St Andrew's Church is a closed church in Skipton, a town in North Yorkshire, in England.

A Congregationalist church was first built on the site in 1777, which was replaced by a new building in the mid-19th century. In 1892, a Sunday school was erected to its east, which survives as the church hall. The church was demolished and rebuilt between 1914 and 1916, to a design by James Totty. Historic England describes it as "a striking example of a late Art Nouveau and Arts and Crafts-style church that retains a complete and coherent scheme". It was built for the Congregational Union of England and Wales, but as it opened during World War I, its congregation was smaller than anticipated. By 1975, the congregation had further declined, and it formed a partnership with the Skipton United Reformed Church, Broughton Road Methodist Church and Gargrave Road Methodist Church, the four thereafter sharing St Andrew's Church. The building was grade II listed in 2021. The church closed in 2023, the congregation moving to Trinity Church in the town. In 2025, it was marketed for sale for £695,000.

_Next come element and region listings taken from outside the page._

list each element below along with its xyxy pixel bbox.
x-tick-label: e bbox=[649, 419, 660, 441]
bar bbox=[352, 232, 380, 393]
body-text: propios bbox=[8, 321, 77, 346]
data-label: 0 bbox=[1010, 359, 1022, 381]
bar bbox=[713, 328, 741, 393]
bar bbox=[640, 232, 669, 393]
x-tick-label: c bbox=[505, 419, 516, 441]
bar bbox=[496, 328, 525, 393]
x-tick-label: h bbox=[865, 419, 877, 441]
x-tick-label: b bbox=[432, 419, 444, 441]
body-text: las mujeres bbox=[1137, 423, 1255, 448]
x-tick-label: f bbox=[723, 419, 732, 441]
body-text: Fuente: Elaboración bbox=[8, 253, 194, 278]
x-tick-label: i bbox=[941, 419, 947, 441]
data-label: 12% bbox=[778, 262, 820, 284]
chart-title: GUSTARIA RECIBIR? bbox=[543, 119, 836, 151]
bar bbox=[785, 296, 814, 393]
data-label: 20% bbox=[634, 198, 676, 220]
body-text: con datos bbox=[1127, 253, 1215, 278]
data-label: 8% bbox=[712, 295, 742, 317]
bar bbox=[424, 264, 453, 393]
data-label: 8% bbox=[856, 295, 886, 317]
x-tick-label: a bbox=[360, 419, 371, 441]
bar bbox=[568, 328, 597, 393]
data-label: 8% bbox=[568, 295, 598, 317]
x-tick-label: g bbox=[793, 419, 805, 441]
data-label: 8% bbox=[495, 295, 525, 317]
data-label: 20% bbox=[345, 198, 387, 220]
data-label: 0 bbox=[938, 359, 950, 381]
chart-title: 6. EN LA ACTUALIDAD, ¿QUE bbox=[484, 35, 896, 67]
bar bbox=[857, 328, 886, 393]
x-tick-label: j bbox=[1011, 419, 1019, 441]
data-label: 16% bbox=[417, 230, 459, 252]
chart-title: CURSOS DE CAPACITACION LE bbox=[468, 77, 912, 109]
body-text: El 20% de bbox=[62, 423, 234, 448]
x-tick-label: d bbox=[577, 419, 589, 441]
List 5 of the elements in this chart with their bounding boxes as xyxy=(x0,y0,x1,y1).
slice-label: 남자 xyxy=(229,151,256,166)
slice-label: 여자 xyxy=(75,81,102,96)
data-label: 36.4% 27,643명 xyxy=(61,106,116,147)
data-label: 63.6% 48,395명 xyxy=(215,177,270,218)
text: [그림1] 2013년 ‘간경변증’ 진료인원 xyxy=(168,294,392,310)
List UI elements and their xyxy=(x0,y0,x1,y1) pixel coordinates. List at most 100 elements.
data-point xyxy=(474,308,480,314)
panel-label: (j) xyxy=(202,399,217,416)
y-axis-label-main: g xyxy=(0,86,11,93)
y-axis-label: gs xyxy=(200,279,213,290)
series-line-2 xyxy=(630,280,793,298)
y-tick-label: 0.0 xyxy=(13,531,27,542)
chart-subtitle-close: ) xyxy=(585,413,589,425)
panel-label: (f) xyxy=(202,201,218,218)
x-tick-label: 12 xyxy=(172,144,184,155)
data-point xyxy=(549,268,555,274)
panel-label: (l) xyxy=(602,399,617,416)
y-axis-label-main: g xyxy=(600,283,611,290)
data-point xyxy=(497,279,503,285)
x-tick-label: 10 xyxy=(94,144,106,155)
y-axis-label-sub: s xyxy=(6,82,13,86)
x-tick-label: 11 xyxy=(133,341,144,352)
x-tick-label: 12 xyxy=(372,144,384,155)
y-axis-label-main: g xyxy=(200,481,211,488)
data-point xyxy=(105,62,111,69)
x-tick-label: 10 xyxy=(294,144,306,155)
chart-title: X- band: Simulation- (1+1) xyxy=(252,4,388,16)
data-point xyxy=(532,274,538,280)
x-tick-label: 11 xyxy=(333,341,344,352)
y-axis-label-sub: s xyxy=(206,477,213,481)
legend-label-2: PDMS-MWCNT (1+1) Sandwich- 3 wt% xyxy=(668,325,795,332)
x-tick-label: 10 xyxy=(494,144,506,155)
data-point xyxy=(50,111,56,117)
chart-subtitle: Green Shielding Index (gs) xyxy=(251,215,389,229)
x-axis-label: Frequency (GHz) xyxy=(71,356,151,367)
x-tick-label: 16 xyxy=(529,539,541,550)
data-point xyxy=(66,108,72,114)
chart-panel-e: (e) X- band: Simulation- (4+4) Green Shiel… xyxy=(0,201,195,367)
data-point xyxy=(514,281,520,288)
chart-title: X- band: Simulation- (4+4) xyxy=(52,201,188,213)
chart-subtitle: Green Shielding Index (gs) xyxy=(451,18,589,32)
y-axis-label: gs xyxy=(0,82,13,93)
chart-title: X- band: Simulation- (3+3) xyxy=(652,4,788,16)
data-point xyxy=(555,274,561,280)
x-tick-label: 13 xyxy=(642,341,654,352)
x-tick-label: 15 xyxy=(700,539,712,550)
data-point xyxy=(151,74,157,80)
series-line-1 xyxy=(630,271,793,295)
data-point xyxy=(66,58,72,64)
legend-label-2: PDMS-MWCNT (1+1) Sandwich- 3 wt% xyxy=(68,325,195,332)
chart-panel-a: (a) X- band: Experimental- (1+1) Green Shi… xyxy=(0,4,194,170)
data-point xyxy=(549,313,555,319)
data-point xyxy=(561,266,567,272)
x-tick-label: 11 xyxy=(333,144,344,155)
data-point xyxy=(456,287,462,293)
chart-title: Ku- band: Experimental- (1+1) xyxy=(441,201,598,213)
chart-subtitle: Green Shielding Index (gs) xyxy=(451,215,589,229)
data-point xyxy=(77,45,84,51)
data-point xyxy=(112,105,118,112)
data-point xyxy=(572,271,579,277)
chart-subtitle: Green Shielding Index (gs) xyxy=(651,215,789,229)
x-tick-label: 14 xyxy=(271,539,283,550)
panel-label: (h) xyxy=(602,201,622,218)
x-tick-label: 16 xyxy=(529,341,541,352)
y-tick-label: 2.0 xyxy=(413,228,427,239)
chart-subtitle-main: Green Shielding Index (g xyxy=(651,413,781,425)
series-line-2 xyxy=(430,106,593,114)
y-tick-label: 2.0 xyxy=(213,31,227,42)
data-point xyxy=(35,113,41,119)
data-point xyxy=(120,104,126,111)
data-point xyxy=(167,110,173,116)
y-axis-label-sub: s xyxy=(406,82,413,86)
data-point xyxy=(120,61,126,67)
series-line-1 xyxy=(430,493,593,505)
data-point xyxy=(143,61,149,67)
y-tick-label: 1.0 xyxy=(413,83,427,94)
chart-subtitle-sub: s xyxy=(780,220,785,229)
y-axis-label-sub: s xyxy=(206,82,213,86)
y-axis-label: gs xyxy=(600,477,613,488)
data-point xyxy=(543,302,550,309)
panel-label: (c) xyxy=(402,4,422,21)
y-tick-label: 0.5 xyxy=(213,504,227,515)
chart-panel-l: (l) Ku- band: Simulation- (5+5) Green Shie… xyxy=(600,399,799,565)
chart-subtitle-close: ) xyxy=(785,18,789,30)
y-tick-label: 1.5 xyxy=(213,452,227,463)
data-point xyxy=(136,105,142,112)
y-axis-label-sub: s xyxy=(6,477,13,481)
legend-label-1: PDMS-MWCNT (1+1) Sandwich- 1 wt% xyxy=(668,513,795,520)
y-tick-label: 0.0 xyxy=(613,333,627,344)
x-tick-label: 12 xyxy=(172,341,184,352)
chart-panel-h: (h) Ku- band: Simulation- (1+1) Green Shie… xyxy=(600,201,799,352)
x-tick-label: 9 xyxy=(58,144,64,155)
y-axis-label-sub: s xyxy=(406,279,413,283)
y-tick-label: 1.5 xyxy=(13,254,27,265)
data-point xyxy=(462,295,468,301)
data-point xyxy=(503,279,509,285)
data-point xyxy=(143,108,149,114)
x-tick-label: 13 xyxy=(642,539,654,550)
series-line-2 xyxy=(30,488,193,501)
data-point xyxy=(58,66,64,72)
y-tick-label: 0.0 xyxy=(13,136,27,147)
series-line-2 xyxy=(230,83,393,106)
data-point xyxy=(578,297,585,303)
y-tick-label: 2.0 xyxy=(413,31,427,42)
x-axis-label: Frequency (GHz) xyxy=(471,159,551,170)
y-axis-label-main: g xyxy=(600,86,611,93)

The church is built of sandstone and limestone, with slate roofs, and is in Art Nouveau and Arts and Crafts styles. It has a cruciform plan, with semi-octagonal half-turrets, a sanctuary, a porch and a vestry. The entrance front facing the road has a decorated gable flanked by buttresses with carvings at the top. It contains a double doorway under a decorated segmental arch, above which is a large window with a pointed arch.

Inside, there is a gallery accessed through a staircase in the east turret, which has steeply tiered seats and an oak parapet, and is supported on iron columns. There is an oak dado throughout, and Art Deco stained glass by William Gamon & Co. There are oak pews and tiered choir stalls, above which is an organ built in 1906 for the former church.